3.) A few weeks ago, Tyler Pratt was jealous about all the snow the East was getting. He got over it.

4.) A reader theorized that the people who say “Warshington” are transplanted Pennsylvanians.

5.) We’ve long suspected that women in Spokane are national pacesetters when it comes to rejecting torture shoes. So it wasn’t really a surprise to see the Cheney Cowles Museum’s Jan Wigen quoted in The Wall Street Journal about the comfort of her Birkenstocks.
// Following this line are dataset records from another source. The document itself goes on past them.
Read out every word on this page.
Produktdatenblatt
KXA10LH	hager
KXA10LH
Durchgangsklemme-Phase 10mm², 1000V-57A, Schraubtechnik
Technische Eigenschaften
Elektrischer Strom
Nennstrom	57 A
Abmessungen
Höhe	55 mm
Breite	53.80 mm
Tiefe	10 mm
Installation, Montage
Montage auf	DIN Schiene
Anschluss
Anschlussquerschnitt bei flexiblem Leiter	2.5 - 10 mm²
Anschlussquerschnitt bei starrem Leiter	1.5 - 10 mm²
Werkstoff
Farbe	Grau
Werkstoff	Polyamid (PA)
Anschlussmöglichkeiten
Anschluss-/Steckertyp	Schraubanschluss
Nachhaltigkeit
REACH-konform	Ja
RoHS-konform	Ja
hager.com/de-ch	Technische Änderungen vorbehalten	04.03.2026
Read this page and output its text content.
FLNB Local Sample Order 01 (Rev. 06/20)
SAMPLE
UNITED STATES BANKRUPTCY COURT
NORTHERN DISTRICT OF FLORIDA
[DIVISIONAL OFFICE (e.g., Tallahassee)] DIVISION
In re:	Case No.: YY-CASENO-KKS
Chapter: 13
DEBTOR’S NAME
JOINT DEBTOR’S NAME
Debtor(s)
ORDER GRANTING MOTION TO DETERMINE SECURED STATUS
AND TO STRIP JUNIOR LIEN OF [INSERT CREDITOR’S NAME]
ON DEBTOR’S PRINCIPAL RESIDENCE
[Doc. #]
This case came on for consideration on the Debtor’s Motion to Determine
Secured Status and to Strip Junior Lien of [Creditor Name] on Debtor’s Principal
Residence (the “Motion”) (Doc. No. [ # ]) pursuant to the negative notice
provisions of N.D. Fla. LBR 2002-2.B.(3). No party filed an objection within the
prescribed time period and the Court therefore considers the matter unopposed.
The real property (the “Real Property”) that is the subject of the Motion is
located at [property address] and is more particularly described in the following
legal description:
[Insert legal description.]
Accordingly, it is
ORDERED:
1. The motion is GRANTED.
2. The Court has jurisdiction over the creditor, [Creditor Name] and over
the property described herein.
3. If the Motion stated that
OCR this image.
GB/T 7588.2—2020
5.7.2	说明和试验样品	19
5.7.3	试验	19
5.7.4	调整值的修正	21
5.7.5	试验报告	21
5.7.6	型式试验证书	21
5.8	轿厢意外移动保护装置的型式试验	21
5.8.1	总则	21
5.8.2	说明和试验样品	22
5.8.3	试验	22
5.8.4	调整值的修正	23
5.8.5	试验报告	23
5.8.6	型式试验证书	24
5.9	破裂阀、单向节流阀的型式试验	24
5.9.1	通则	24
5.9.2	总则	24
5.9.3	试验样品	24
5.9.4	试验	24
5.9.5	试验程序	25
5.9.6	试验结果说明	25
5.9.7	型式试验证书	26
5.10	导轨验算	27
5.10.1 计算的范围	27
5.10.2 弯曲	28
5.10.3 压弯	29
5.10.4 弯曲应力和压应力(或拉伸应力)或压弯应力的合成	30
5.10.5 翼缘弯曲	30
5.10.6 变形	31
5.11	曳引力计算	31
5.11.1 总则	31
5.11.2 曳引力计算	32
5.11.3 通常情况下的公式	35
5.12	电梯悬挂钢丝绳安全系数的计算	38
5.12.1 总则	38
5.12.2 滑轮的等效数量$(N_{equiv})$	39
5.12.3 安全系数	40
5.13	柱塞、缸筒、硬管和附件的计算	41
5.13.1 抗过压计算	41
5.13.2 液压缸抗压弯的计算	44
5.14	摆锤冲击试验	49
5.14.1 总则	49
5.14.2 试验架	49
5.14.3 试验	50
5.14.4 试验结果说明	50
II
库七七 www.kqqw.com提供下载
6.) Ken Martin wonders how frustrating it is for owners of cryptic vanity license plates to have to explain their personalized messages.

7.) Has tying one’s dog to mailboxes in front of grocery stores led to unpleasant postal incidents?

8.) Never mind about Christmas decorations. A meter reader called to report that there are still Halloween pumpkins out. She said some of them resemble a new form of penicillin.

Today’s Slice question: Who would win an Inland Northwest presidential primary if sitcom characters were the candidates? (Our pick: Kramer.)